Unless you've got the time and resources to set up your own biology lab, you're not likely to have much luck raising your own bacterial cultures from scratch. You'd probably need growth mediums suited to particular strains of bacteria and strict isolation between them to prevent other opportunistic bugs from taking over. If you really, really want to try, you might have better luck asking on another SE site.
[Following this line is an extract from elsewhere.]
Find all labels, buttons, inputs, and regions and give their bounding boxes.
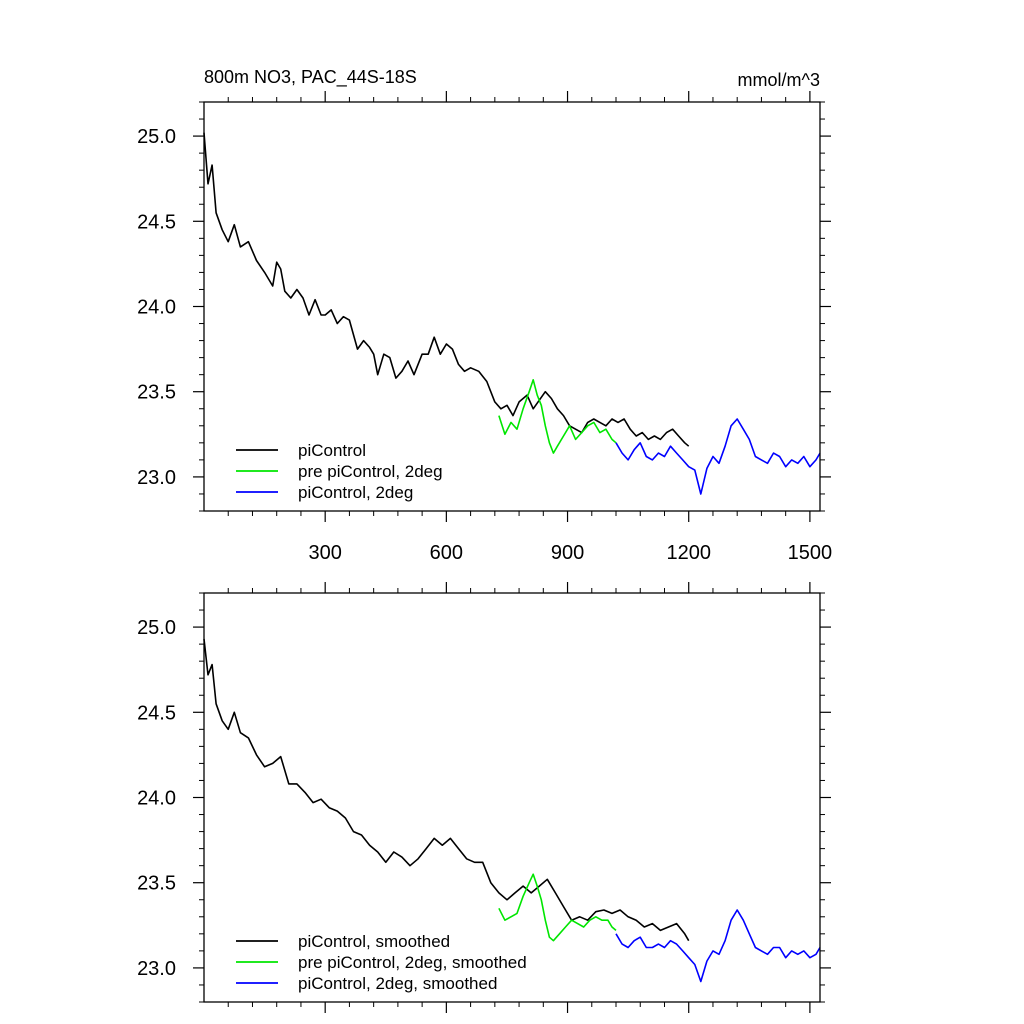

Fortunately, a lot of pickled-vegetable recipes (such as this recipe for dill pickles, or this kimchi recipe) don't bother with an initial culture. This is what's called a "wild fermentation", meaning that you're culturing with whatever bacteria happen to float their way into your fermentation vessel. If the initial culture is present, it's there to kick-start the process, or to obtain a very specific flavor profile by using a precise blend of bacterial strains. In those cases, you'll want to buy, because it's practically impossible to invite only a single strain of bacteria to the party. Even if your kitchen is scrupulously clean, exposing your food to open air also quickly exposes it to bacterial colonists that you can't control.
Other fermented foods can be started from a purchased culture, or they can be inoculated from a sample of active culture in a purchased food. For example, you can use store-bought yogurt with live cultures as a starter for fermenting your own, and you can cultivate the scoby from a store-bought bottle of kombucha to make your own at home. With some care and maintenance, you can make some of these cultures last for years. The cultures that give sourdough bread its distinctive flavor are sometimes kept this way.
If you need a specific starter for your recipe, you'll just have to pony up and purchase it. Depending on the final product, you might be able to use a different starter and wind up with a similar end product (see here) but it would be inadvisable and possibly unsafe to deviate from your directions.